Closely connected to greater understanding of machine consciousness is neuromorphic computing. This refers to computer hardware and software that processes information in ways similar to a biological brain. As well as enabling machines to become more powerful and more useful, the development of neuromorphic computing should teach us a great deal about how our brains work.
The way that neuromorphic systems operate is more similar to the way that biological brains operate than is true of current computer systems. Traditional systems process data continuously, whereas neuromorphic technologies only “spike” when needed. This makes neuromorphic models significantly more efficient and adaptable than traditional models. At present, training a large language model (LLM) consumes the same amount of electricity as a city. In contrast, the human brain operates using the energy equivalent of a single light bulb.

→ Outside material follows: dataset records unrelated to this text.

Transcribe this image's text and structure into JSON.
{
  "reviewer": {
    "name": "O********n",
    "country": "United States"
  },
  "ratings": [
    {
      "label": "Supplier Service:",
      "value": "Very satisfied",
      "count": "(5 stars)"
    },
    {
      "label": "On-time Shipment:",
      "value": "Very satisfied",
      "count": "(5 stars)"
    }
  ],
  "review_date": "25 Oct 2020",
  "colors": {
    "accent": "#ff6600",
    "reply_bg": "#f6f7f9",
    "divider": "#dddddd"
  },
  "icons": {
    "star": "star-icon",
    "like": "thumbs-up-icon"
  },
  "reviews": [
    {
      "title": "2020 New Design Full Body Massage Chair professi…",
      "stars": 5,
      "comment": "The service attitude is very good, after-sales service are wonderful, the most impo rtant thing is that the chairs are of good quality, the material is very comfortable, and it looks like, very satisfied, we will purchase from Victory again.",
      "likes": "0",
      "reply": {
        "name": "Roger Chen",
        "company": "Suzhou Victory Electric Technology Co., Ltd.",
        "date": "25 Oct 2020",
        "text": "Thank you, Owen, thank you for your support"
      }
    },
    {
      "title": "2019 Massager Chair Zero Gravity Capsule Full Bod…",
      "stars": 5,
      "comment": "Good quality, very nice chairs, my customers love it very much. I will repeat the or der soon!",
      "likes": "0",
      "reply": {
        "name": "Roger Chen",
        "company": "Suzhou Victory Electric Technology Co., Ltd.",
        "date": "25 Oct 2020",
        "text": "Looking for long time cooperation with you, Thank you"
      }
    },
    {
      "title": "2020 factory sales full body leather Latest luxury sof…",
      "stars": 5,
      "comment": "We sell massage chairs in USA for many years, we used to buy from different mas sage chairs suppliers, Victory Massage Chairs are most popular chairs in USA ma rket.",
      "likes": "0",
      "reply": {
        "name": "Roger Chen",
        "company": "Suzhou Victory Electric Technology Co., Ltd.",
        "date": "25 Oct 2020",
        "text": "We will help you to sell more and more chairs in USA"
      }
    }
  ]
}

AI has seen two big bangs. The first came in 2012, when Geoff Hinton and colleagues got artificial neural networks to function successfully, and they were re-branded as deep learning. The second arrived in 2017, with transformers, which are the foundation technology for today’s large language models (LLMs). Neuromorphics could well be the third big bang. If it is, it may enable us to understand machine consciousness a whole lot better than we do now.
If machine consciousness is indeed possible, then understanding it may be the key to ensuring AI remains safe, aligned and beneficial to humanity. As AI systems become more advanced, the stakes are higher, not just in terms of capability but in broader societal and economic terms. Alongside this, breakthroughs in neuromorphic computing could help us better understand AI. Just as deep learning and transformers triggered revolutions in AI, neuromorphic computing could be the next leap forward.
The race to understand machine consciousness is now a global one, with researchers and tech giants scrambling to stay ahead and 2025 could be the year that changes our fundamental assumptions about AI forever. We must act swiftly to ensure that ethical frameworks keep pace with technological breakthroughs.